Muscle architecture – the arrangement of fascicles (fiber bundles) within a muscle – determines a muscle’s ability to contract to produce force and enable movement. Cadaver dissections can determine these properties ex vivo, and magnetic resonance diffusion tensor imaging (MR-DTI) is used to study in vivo three-dimensional (3D) muscle architecture. However, neither of these methods can inherently measure changes in fascicle behavior during contraction. Brightness-mode ultrasound (US) imaging is commonly used to measure changes in architecture in contracting muscle. However, these US measurements are two-dimensional (2D) while muscles’ architecture is 3D. Physics-based computational methods enable us to model 3D muscle form and architecture in order to study fascicle behavior contraction.

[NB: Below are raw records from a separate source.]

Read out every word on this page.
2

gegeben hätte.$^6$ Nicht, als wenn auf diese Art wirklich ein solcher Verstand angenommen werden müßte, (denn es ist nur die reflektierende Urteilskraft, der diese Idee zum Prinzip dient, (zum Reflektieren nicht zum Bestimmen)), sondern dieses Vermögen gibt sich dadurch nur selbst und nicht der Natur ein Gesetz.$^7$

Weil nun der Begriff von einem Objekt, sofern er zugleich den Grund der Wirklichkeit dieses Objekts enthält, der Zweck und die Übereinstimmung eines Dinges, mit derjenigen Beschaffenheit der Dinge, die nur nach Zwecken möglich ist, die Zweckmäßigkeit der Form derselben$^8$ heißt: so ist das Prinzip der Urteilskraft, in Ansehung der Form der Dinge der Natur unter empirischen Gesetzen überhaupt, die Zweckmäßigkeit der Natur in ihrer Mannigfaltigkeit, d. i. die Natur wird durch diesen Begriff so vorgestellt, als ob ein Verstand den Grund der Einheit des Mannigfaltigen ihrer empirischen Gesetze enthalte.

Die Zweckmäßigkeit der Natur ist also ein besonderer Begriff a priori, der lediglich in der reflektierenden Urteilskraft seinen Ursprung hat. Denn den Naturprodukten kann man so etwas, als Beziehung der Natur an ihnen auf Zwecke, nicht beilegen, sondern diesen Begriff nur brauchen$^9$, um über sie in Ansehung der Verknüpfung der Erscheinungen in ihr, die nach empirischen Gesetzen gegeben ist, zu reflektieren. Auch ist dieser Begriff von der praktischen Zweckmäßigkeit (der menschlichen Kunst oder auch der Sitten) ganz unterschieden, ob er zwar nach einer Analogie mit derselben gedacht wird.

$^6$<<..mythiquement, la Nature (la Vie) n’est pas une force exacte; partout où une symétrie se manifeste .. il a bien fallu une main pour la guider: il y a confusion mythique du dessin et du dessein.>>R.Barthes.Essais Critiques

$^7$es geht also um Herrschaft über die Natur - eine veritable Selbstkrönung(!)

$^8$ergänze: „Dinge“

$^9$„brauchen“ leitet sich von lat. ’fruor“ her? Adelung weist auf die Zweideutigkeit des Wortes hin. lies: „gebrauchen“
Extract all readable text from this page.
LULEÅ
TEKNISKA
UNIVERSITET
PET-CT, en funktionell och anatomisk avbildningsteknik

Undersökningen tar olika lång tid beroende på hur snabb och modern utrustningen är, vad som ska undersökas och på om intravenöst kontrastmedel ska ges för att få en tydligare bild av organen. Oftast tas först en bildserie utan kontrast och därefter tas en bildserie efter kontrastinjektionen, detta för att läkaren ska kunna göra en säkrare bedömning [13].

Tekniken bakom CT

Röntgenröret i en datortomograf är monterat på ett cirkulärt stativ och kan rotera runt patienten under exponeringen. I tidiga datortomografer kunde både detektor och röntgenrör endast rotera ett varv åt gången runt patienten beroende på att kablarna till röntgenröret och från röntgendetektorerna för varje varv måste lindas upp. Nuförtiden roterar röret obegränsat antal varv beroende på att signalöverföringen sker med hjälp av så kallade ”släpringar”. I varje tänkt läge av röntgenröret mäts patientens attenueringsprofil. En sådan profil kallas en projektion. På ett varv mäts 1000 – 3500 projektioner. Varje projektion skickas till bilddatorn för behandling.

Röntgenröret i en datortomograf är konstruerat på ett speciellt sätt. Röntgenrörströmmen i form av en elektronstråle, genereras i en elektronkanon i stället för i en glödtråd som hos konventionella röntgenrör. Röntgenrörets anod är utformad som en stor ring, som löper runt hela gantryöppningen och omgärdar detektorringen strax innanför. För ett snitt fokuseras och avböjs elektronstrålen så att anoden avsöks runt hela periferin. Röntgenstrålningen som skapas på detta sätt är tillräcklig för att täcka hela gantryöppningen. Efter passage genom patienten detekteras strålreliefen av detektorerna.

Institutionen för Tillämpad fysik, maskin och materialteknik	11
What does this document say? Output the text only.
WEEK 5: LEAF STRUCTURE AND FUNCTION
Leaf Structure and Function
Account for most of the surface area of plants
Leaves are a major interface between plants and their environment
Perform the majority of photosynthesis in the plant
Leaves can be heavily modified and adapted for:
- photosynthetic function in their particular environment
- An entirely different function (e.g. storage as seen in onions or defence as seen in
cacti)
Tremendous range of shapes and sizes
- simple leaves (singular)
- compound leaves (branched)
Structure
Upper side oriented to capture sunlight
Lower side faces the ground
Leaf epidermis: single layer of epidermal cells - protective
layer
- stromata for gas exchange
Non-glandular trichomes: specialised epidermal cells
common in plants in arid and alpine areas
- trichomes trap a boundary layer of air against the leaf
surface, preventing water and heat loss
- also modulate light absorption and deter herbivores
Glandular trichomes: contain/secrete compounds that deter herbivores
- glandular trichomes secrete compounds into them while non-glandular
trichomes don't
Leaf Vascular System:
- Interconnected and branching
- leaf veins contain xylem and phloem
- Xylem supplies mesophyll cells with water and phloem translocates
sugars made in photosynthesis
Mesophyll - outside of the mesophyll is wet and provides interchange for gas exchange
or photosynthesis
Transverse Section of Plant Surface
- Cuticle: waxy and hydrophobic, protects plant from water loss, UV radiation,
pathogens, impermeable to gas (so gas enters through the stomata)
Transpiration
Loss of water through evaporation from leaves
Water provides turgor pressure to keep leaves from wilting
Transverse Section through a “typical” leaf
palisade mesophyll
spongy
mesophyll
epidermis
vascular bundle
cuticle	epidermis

In project 1, we developed a method to create simple 3D CAD muscle models using cadaver architecture data. With a simple model of the medial gastrocnemius (MG), we demonstrated that we can capture the varied fascicle lengths and angles throughout a muscle and a apply a realistic material model to perform simulations of contraction in order to study muscle mechanics. In project 2, we created a method to simulate 2D ultrasound measurements using an MRI-based 3D MG model we developed. Our model successfully captured fascicle behavior that agreed with in vivo ultrasound data, enabling us to use our model for virtual experiments. In project 3, we applied our US simulation method to examine how the simplifications made during typical 2D ultrasound architecture measurements impact the accuracy of the 2D measurements relative to 3D architecture. We found that the difference between 2D/linearized and 3D fascicle length decreases as the percentage of the fascicle in the US field of view increases. This suggests that linearized fascicle lengths (as in US architecture measurements) more accurately represent 3D fascicle lengths when majority of the fascicle is captured in the FOV.
My dissertation research advances our ability to 1) create 3D muscle models without in vivo data, and 2) explore the impact of current limitations of ultrasound on the interpretation of 2D architecture measurements of 3D muscle architecture.